Francesco Petrarca (July 20, 1304 – July 19, 1374), commonly written in English as Petrarch, was one of the earliest humanists. Petrarch’s rediscovery of Cicero‘s letters is often credited with initiating the 14th-century Renaissance. His love sonnets were admired and imitated throughout Europe during the Renaissance and became a model for lyrical poetry. They were all written to express his love for a mysterious highborn lady called Laura, who certainly never returned his affection and may not even have existed. Nevertheless his anguished sonnets to her set the standard for lyrical love poetry up until the present day. Not so well known and celebrated as Dante in the English-speaking lands, his story is fascinating and his emotions are as fresh now as they were hundreds of years ago.
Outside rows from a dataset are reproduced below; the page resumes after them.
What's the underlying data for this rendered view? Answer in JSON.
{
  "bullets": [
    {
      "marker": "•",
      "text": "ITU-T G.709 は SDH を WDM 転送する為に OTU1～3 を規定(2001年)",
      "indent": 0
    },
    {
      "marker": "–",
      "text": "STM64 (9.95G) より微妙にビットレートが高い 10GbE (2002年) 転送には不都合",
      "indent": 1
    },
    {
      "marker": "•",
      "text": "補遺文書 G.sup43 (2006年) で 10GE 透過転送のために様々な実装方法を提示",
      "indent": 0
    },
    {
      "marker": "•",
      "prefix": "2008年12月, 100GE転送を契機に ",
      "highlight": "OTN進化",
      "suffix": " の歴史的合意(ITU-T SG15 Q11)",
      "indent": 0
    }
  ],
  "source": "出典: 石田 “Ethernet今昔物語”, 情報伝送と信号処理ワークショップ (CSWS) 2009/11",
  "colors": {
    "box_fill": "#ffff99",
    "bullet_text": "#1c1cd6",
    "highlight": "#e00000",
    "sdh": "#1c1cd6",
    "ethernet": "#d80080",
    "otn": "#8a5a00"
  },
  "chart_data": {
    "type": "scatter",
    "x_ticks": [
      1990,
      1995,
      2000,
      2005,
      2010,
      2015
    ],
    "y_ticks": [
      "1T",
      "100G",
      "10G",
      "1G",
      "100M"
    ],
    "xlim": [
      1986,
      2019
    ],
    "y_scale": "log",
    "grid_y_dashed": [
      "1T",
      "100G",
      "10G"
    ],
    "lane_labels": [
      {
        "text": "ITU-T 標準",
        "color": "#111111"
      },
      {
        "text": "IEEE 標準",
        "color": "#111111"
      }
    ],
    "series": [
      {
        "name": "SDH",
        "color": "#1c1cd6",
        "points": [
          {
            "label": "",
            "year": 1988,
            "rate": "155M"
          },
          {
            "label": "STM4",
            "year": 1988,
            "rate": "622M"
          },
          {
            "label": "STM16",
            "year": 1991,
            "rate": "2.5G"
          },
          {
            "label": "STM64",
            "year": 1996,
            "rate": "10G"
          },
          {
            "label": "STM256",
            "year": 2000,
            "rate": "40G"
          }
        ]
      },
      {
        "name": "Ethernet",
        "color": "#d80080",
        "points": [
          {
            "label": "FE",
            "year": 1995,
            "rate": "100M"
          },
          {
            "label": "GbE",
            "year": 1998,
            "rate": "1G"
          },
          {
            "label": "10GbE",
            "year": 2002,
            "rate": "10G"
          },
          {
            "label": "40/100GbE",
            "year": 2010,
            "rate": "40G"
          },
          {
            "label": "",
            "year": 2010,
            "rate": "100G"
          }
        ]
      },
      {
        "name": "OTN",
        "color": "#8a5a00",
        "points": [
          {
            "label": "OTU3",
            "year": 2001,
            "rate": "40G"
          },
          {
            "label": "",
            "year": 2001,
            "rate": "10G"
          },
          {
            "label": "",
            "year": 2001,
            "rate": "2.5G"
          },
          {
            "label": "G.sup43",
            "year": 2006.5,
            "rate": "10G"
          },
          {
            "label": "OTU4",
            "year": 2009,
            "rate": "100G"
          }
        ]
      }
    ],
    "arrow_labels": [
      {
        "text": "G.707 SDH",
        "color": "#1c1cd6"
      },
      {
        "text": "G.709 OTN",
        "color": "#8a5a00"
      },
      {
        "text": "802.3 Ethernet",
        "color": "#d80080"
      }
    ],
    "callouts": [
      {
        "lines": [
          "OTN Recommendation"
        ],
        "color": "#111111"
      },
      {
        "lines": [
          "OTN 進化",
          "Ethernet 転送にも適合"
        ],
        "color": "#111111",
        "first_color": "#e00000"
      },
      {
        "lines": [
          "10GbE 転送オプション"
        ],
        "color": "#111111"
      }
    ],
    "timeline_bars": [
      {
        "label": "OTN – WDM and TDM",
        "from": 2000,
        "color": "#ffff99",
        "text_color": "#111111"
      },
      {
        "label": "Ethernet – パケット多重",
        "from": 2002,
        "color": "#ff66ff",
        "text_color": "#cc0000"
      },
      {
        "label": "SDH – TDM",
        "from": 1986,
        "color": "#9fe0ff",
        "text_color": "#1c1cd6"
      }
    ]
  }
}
Here is my attempt to translate his first sonnet to Laura, in its original rhyming scheme.
Sonnet I
All you who’ve heard in wandering scraps of rhyme
The sighs on which I fed my foolish heart
When in youth’s confusion I felt the dart
Of love – I was not then what I’ve become –
Who mark the reasoned sorrows that are found
Throughout my songs, of hope and fear bred,
I pray, if ever for love your heart has bled,
Then may your pity be with pardon crowned.
But now too well I see how my good name
Has been embroiled in long lived public scorn.
Myself I must convict of foolish schemes,
And the fruit of all my foolishness is shame
With deep repentance of the knowledge born
That life’s sweet joys are merely fleeting dreams.